Right-sizing Guide

Kubeadapt takes a request-centric approach to right-sizing: recommendations target resource requests (the primary cost driver), computed from actual usage percentiles with dynamic buffers for growth trends and usage variability. The values you apply already include built-in headroom.

Two default analysis profiles control how aggressive the recommendations are:

Profile	CPU Percentile	Memory Percentile	Approach
Production	P99	P99	Conservative: keeps generous headroom above peak usage
Non-production	P50	P50	Aggressive: optimizes for cost, safe for non-production

For the full breakdown of how recommendations are computed (buffer formulas, limit strategies, environment-specific policies), see Right-sizing Concepts.

Prerequisites

Resource requests and limits defined on your workloads (see Best Practices to find workloads missing them)
kubectl access to your cluster
A non-production environment for initial testing (recommended)

Step-by-Step Process

Step 1: Identify Candidates

Go to Dashboard → Available Savings
Filter by "Right-Sizing" category
Sort by "Savings" to prioritize high-impact workloads

Step 2: Review the Recommendation

Click a workload to open the details view. Check the resource usage charts for:

P99 Usage to understand spike patterns
Volatility to gauge usage stability
Incidents like OOM kills or CPU throttling

Then review the recommended values.

Tip

Growth trends and usage variability are already factored into the recommendation. Before applying, check for recent OOM kills, restarts, or unusual scaling events - these can skew the data.

Step 3: Test in a Non-Production Environment

Apply the recommended values to a non-production deployment first. Monitor the workload in the Kubeadapt dashboard before touching production.

Tip

Resource utilization profiles vary by business. If your traffic has peak utilization at certain hours, spiky bursts spread unevenly throughout the day, or quiet periods followed by sudden load, waiting at least 24 hours lets Kubeadapt capture the full daily cycle including peak CPU and memory values. If traffic varies by day of the week, waiting 7 days gives our analyzer a complete weekly cycle to work with, resulting in a more accurate recommendation.
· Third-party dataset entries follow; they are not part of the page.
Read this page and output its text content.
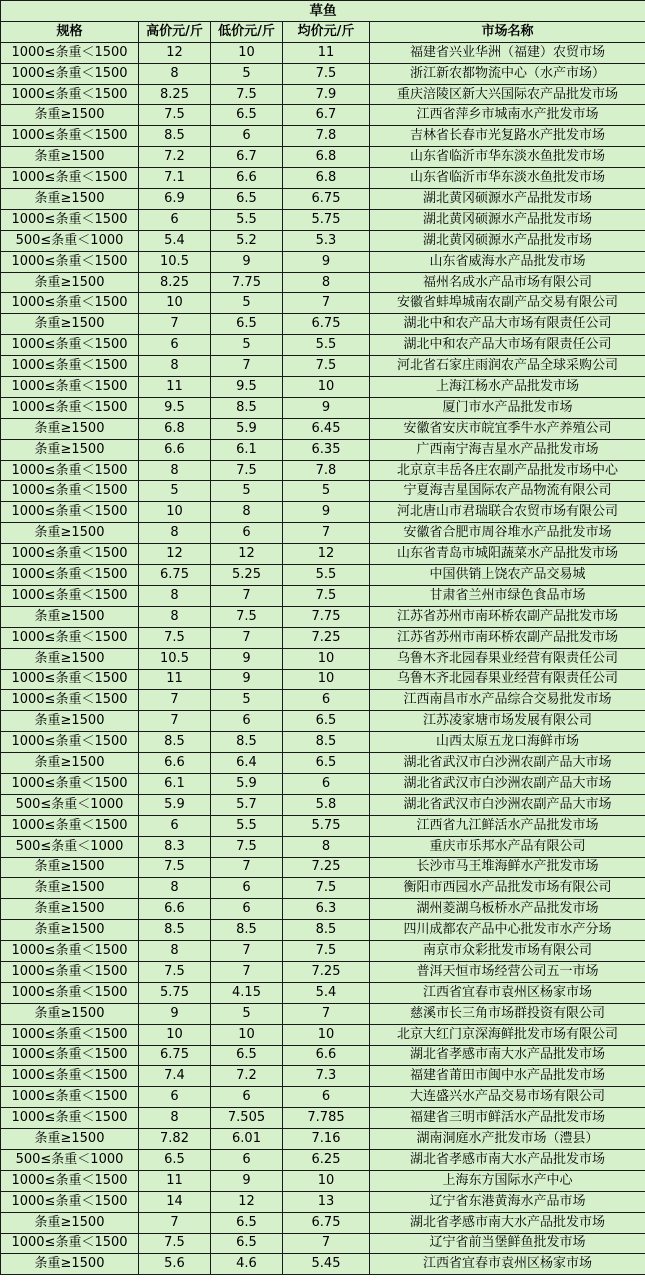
草鱼				
规格	高价元/斤	低价元/斤	均价元/斤	市场名称
1000≤条重＜1500	12	10	11	福建省兴业华洲（福建）农贸市场
1000≤条重＜1500	8	5	7.5	浙江新农都物流中心（水产市场）
1000≤条重＜1500	8.25	7.5	7.9	重庆涪陵区新大兴国际农产品批发市场
条重≥1500	7.5	6.5	6.7	江西省萍乡市城南水产批发市场
1000≤条重＜1500	8.5	6	7.8	吉林省长春市光复路水产批发市场
条重≥1500	7.2	6.7	6.8	山东省临沂市华东淡水鱼批发市场
1000≤条重＜1500	7.1	6.6	6.8	山东省临沂市华东淡水鱼批发市场
条重≥1500	6.9	6.5	6.75	湖北黄冈硕源水产品批发市场
1000≤条重＜1500	6	5.5	5.75	湖北黄冈硕源水产品批发市场
500≤条重＜1000	5.4	5.2	5.3	湖北黄冈硕源水产品批发市场
1000≤条重＜1500	10.5	9	9	山东省威海水产品批发市场
条重≥1500	8.25	7.75	8	福州名成水产品市场有限公司
1000≤条重＜1500	10	5	7	安徽省蚌埠城南农副产品交易有限公司
条重≥1500	7	6.5	6.75	湖北中和农产品大市场有限责任公司
1000≤条重＜1500	6	5	5.5	湖北中和农产品大市场有限责任公司
1000≤条重＜1500	8	7	7.5	河北省石家庄雨润农产品全球采购公司
1000≤条重＜1500	11	9.5	10	上海江杨水产品批发市场
1000≤条重＜1500	9.5	8.5	9	厦门市水产品批发市场
条重≥1500	6.8	5.9	6.45	安徽省安庆市皖宜季牛水产养殖公司
条重≥1500	6.6	6.1	6.35	广西南宁海吉星水产品批发市场
1000≤条重＜1500	8	7.5	7.8	北京京丰岳各庄农副产品批发市场中心
1000≤条重＜1500	5	5	5	宁夏海吉星国际农产品物流有限公司
1000≤条重＜1500	10	8	9	河北唐山市君瑞联合农贸市场有限公司
条重≥1500	8	6	7	安徽省合肥市周谷堆水产品批发市场
1000≤条重＜1500	12	12	12	山东省青岛市城阳蔬菜水产品批发市场
1000≤条重＜1500	6.75	5.25	5.5	中国供销上饶农产品交易城
1000≤条重＜1500	8	7	7.5	甘肃省兰州市绿色食品市场
条重≥1500	8	7.5	7.75	江苏省苏州市南环桥农副产品批发市场
1000≤条重＜1500	7.5	7	7.25	江苏省苏州市南环桥农副产品批发市场
条重≥1500	10.5	9	10	乌鲁木齐北园春果业经营有限责任公司
1000≤条重＜1500	11	9	10	乌鲁木齐北园春果业经营有限责任公司
1000≤条重＜1500	7	5	6	江西南昌市水产品综合交易批发市场
条重≥1500	7	6	6.5	江苏凌家塘市场发展有限公司
1000≤条重＜1500	8.5	8.5	8.5	山西太原五龙口海鲜市场
条重≥1500	6.6	6.4	6.5	湖北省武汉市白沙洲农副产品大市场
1000≤条重＜1500	6.1	5.9	6	湖北省武汉市白沙洲农副产品大市场
500≤条重＜1000	5.9	5.7	5.8	湖北省武汉市白沙洲农副产品大市场
1000≤条重＜1500	6	5.5	5.75	江西省九江鲜活水产品批发市场
500≤条重＜1000	8.3	7.5	8	重庆市乐邦水产品有限公司
条重≥1500	7.5	7	7.25	长沙市马王堆海鲜水产批发市场
条重≥1500	8	6	7.5	衡阳市西园水产品批发市场有限公司
条重≥1500	6.6	6	6.3	湖州菱湖乌板桥水产品批发市场
条重≥1500	8.5	8.5	8.5	四川成都农产品中心批发市水产分场
1000≤条重＜1500	8	7	7.5	南京市众彩批发市场有限公司
1000≤条重＜1500	7.5	7	7.25	普洱天恒市场经营公司五一市场
1000≤条重＜1500	5.75	4.15	5.4	江西省宜春市袁州区杨家市场
条重≥1500	9	5	7	慈溪市长三角市场群投资有限公司
1000≤条重＜1500	10	10	10	北京大红门京深海鲜批发市场有限公司
1000≤条重＜1500	6.75	6.5	6.6	湖北省孝感市南大水产品批发市场
1000≤条重＜1500	7.4	7.2	7.3	福建省莆田市闽中水产品批发市场
1000≤条重＜1500	6	6	6	大连盛兴水产品交易市场有限公司
1000≤条重＜1500	8	7.505	7.785	福建省三明市鲜活水产品批发市场
条重≥1500	7.82	6.01	7.16	湖南洞庭水产批发市场（澧县）
500≤条重＜1000	6.5	6	6.25	湖北省孝感市南大水产品批发市场
1000≤条重＜1500	11	9	10	上海东方国际水产中心
1000≤条重＜1500	14	12	13	辽宁省东港黄海水产品市场
条重≥1500	7	6.5	6.75	湖北省孝感市南大水产品批发市场
1000≤条重＜1500	7.5	6.5	7	辽宁省前当堡鲜鱼批发市场
条重≥1500	5.6	4.6	5.45	江西省宜春市袁州区杨家市场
Step 4: Apply to Production

Copy the recommended values from the workload details page:

Resource	Current	Recommended
CPU Request	1000m	400m
CPU Limit	2000m	800m
Memory Request	2Gi	768Mi
Memory Limit	4Gi	1536Mi

Apply with kubectl patch:

bash

kubectl patch deployment <name> -n <namespace> --type='json' -p='[
  {"op": "replace", "path": "/spec/template/spec/containers/0/resources/requests/cpu", "value": "400m"},
  {"op": "replace", "path": "/spec/template/spec/containers/0/resources/requests/memory", "value": "768Mi"},
  {"op": "replace", "path": "/spec/template/spec/containers/0/resources/limits/cpu", "value": "800m"},
  {"op": "replace", "path": "/spec/template/spec/containers/0/resources/limits/memory", "value": "1536Mi"}
]'

Or use kubectl set resources for a shorter command:

bash

kubectl set resources deployment <name> -n <namespace> \
  --requests=cpu=400m,memory=768Mi \
  --limits=cpu=800m,memory=1536Mi

After applying, watch the rollout and check for pod restarts:

bash

kubectl rollout status deployment/<name> -n <namespace>

Kubernetes 1.35+

Kubernetes 1.35 enabled in-place pod vertical scaling (stable, no feature gate required). If your cluster is on 1.35 or later, CPU and memory changes can be applied to running pods without triggering a rolling restart. Upgrading to 1.35 simplifies the rightsizing workflow. See Vertical Right-sizing and In-Place Updates for details.

Warning

If your organization has a DevOps or platform team that manages deployments through Helm or Kustomize with a GitOps controller (ArgoCD, Flux CD), coordinate with them before applying changes directly. Running the update through the GitOps workflow ensures an audit trail in Git and prevents the controller from reverting your manual patch on the next sync.

Step 5: Confirm Savings

Check the Kubeadapt dashboard over the following days to confirm the cost reduction matches what was projected.

Note

The recommendation engine detects configuration changes automatically. Once the new resource values are applied and monthly savings drop below the policy threshold, recommendations for that workload stop until usage patterns change significantly.

Gradual Rollout

Don't try to optimize every workload at once. Spread the work over a few weeks:

Start with non-production. Pick a handful of non-critical workloads in a non-production cluster. Apply recommendations, watch for a week, get comfortable with the process.
Move to non-critical production workloads. Internal tools, batch jobs, low-traffic services, anything where a brief disruption has minimal business impact.
Tackle critical production workloads. Apply recommendations one service at a time. Monitor each rollout before moving to the next.
Finish up. Cover remaining workloads, tally total savings, and note anything you learned along the way.